The claim was picked up by news outlets including Fox News and the New York Post, which ran with headlines that UW-Madison refused to “condemn pro-Hamas demonstrations chanting ‘Glory to the murders.’”

Since October, neither news organization has amended the misleading headlines.

Wisconsin Watch reported the protest leader’s actual call to action, debunking national headlines: 

“It’s gonna be a call and response. When I say, ‘Glory to the martyrs,’ you say, ‘Glory to the resistance.’ When I say, ‘We will liberate the land,’ you say, ‘By any means necessary,’” a leader said to the crowd.
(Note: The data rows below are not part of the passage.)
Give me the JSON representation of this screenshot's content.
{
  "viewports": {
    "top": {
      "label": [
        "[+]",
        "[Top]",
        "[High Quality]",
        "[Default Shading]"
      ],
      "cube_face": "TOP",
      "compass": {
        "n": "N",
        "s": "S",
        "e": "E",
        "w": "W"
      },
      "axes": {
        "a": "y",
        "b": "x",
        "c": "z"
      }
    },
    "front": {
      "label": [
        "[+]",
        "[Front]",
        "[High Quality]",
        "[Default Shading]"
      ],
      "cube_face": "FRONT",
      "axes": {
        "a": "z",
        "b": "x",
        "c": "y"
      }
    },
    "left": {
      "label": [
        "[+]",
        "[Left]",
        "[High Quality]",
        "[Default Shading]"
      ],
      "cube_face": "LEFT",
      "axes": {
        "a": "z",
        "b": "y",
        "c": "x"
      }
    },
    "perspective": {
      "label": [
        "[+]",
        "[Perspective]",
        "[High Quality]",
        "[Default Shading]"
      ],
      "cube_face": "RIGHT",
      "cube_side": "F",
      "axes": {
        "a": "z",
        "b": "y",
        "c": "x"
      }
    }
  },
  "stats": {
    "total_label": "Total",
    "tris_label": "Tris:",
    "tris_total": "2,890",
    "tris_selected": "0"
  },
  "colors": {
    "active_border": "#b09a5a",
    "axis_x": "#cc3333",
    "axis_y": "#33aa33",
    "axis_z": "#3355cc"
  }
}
UW-Chancellor one of few to respond to Israeli attack

UW-Madison Chancellor Jennifer Mnookin sent an email to all students, faculty and staff Oct. 11, condemning the “vicious” acts of Hamas on Israel.

“I fear the terrifying inevitability of a great many further deaths, of Israelis and Palestinians, of civilians and soldiers,” Mnookin wrote. “I worry, too, that these devastating developments will fan the global flames of both anti-Semitism and Islamophobia, making peace and justice in the region even more elusive.”

Since the Oct. 7 Hamas attack that killed 1,139 Israelis, more than 27,000 Palestinians have been killed and more than 66,000 wounded in Israeli attacks on Gaza, according to reporting from Al Jazeera.

There have been a string of antisemitic and Islamophobic incidents reported on college campuses since the start of the Israel-Hamas war in October.

On Jan. 21, a swastika was projected on the outside of a UW-Whitewater dorm.

Footage posted on Facebook showed four people dressed in red and black, bellowing: “We are everywhere. There will be blood, blood, blood” and saying a comment about “white men.”

Marschall, who is Jewish, wrote an editorial in the Washington Examiner on Jan. 30. He said the beginning of the end is here for “unaccountable, radical campus indoctrination.”

“Universities across the country are desperately trying to save face after their failure to respond adequately to antisemitic rhetoric and harassment on their campuses following the Oct. 7 terrorist attack on Israel. And now, even the federal government is taking action,” he wrote.